Barry Gibson: Things you can say which may get you in trouble

I’VE just finished reading a book about John Gotti, the New York Mafia boss whose sharp suits and quick wit transfixed reporters during a string of high-profile trials in the 1980s and 1990s.

The Dapper Don made it to the top of organised crime in the Big Apple by murdering anyone who got in his way.

But, unlike other Mafia chiefs, he remained in the big chair – at least for a while – by cultivating a media persona, carving out a niche as a loveable Robin Hood character that jurors were reluctant to condemn to a life behind bars.

Gotti had a good run in the second half of the 1980s, strutting out of court a free man three times in cases where a betting man would have backed the prosecution.

He was finally brought down in 1992 by a well-placed bug and a second-in-command who saw his chance to avoid life imprisonment by spilling the beans on his boss.

New York journalists Jerry Capeci and Gene Mustain make clear in Gotti: Rise And Fall just how difficult it was for the authorities to find a jury who could give the Dapper Don a fair trial.

Jurors had to contend, not just with Gotti’s pals trying to bribe and intimidate them, but also with the excited chatter of the news crews who swarmed around the trials, filling the airwaves with all kinds of rumour and speculation.

The fourth jury – the one that sent Gotti away for life – was sequestered in a hotel for the whole trial, unable to watch any TV or read any newspapers, lest their minds were polluted.

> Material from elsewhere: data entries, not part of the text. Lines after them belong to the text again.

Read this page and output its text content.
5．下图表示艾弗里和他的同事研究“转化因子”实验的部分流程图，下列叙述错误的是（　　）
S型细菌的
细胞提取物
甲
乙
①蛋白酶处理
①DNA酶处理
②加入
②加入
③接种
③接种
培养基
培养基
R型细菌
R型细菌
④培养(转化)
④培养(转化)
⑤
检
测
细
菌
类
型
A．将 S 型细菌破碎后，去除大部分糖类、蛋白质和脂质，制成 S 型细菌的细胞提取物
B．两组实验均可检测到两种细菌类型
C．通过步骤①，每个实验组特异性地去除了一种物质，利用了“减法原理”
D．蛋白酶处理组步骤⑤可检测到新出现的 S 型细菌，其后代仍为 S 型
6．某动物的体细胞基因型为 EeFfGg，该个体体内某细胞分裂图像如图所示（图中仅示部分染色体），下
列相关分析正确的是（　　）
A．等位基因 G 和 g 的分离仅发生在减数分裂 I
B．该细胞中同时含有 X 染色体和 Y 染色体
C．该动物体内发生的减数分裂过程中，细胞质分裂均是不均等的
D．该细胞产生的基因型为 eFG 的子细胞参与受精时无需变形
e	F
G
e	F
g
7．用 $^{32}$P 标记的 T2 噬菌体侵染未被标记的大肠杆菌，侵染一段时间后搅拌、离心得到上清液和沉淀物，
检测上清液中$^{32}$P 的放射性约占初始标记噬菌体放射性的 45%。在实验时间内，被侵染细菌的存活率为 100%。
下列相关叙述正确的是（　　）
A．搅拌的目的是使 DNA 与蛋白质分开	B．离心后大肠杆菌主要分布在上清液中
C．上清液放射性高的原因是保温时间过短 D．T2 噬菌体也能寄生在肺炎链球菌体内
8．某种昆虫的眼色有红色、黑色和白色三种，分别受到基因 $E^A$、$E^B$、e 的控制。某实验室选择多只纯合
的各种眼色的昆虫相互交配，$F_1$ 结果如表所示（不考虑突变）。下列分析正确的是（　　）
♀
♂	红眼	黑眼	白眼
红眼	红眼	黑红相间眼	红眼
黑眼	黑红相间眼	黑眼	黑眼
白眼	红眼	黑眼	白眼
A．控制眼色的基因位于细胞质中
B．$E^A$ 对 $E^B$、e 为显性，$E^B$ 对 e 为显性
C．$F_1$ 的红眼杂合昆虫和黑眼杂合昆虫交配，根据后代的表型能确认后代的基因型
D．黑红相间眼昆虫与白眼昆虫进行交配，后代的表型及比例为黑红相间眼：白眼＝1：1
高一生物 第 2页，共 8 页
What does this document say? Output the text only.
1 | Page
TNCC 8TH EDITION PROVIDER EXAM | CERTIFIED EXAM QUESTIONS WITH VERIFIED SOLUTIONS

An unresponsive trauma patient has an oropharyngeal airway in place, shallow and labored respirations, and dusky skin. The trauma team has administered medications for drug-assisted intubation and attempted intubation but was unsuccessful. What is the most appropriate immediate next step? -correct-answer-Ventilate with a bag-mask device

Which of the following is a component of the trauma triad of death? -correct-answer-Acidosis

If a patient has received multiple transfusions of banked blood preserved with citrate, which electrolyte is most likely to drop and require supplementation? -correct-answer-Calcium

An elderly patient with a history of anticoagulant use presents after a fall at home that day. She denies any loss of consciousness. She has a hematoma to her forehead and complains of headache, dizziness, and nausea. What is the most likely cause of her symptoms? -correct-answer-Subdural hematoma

In this country there is no such need to keep jurors hidden away for weeks – or at least there shouldn’t be.

The Contempt of Court Act 1981 protects juries, magistrates and judges by putting very strict limits on what journalists can say about active cases.

We can report that the defendant said X, Y and Z in court today, but we can’t add that he looked like a right shifty so-and-so who was obviously lying from the get-go.

Though sometimes annoying to we journalists, the Contempt of Court Act helps ensure that anyone accused of a crime gets a fair trial.